Ontario Hydro's debt spirals up $700 million

John Spears
Toronto Star
September 5, 2002

The unfunded debt left by the former Ontario Hydro has increased during the past year, newly released financial statements show.

And one energy critic predicts the special debt reduction charge that consumers are now paying on their hydro bills will have to be increased if there’s to be any hope of paying it off.

The annual report of the Ontario Electricity Financial Corp., or OEFC, which holds the Ontario Hydro debt, shows the unfunded portion of the debt has grown by $700 million since OEFC assumed it in 1999.

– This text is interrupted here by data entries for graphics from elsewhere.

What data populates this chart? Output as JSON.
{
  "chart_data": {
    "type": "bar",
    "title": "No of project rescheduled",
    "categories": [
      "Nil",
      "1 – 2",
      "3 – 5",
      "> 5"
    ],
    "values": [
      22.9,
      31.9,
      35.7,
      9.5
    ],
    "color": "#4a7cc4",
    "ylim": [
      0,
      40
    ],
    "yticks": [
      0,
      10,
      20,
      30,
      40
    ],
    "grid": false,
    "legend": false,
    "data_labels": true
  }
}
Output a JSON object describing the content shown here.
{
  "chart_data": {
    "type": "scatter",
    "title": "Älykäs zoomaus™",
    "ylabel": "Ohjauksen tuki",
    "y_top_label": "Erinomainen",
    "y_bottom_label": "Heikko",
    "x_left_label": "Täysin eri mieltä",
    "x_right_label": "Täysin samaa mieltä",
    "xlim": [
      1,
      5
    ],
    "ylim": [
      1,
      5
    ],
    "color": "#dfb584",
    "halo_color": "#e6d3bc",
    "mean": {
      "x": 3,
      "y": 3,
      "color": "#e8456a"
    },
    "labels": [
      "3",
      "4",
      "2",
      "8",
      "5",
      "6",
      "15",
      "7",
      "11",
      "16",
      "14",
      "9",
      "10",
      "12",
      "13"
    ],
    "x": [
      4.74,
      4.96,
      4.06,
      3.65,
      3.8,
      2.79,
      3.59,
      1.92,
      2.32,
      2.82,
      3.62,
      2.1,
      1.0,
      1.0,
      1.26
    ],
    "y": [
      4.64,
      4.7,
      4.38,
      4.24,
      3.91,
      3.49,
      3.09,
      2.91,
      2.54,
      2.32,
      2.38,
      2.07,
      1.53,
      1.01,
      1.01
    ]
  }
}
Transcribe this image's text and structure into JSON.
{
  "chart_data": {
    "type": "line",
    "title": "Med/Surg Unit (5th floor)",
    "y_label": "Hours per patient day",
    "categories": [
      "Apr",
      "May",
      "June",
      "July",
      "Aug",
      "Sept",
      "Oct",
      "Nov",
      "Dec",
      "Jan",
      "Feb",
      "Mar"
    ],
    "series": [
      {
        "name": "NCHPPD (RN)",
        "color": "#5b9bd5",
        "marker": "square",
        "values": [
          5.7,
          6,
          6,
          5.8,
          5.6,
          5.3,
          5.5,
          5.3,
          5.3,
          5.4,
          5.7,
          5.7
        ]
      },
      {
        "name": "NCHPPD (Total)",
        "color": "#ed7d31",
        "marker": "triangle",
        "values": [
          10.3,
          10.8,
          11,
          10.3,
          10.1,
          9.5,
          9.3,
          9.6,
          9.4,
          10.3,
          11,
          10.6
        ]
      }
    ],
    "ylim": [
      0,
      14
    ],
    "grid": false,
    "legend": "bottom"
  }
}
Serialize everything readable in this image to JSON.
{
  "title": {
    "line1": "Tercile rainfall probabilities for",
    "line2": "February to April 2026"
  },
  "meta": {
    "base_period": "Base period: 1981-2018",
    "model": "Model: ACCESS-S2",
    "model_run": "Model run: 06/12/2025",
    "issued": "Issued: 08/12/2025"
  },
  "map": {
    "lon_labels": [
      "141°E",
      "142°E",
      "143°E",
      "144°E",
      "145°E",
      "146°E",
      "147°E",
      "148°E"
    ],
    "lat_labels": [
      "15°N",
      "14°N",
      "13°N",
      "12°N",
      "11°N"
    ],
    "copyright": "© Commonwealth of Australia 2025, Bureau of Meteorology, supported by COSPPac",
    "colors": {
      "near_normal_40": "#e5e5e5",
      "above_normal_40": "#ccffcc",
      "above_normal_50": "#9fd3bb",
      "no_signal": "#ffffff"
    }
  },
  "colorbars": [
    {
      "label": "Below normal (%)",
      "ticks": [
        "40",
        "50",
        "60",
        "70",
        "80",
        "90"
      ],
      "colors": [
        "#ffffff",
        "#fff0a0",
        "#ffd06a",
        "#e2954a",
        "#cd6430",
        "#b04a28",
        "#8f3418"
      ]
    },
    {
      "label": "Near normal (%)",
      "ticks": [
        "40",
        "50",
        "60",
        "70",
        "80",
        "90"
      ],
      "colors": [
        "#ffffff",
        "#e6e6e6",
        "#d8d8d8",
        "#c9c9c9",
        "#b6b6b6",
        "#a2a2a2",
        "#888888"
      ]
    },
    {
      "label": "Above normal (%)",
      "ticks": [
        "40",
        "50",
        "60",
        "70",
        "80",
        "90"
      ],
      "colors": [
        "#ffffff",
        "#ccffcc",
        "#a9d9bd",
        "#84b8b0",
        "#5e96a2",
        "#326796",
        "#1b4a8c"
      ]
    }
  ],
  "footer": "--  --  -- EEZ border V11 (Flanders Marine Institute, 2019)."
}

Ontario Hydro left debt of $38.1 billion, but part of it was offset by assets worth $18.7 billion, leaving an unfunded debt of $19.4 billion when OEFC took over. It is also referred to as stranded debt.

The latest annual report shows the stranded debt had grown to $20.1 billion as of March, 2002. It was $20.0 billion a year earlier.

The province has earmarked incomes generated by Ontario Hydro’s successor companies, and payments in lieu of taxes made by the province’s local utilities, toward paying it.

But Ontario Power Generation, which owns about 70 per cent of the province’s generating capacity, restated its earnings last year, which reduced the money flowing to OEFC.

Tom Adams, executive director of Energy Probe and a critic of Ontario Hydro’s financing, said the news is discouraging.

"At the rate we’re going, we’ll never pay off the stranded debt," he said. "We’re not quite treading water."

Electricity users in Ontario are paying a special charge of 0.7 cents a kilowatt hour to help pay down the stranded debt. But Adams said the charge – which was supposed to be temporary – will become long term, and will likely increase to 1 cent a kilowatt hour.

Adams noted that OEFC’s report projects the debt will be retired in 2012, rather than earlier projections of 2010.

"From year to year, they might be changing all kinds of things," he said – including, perhaps, an assumption that the special debt reduction charge might be increased.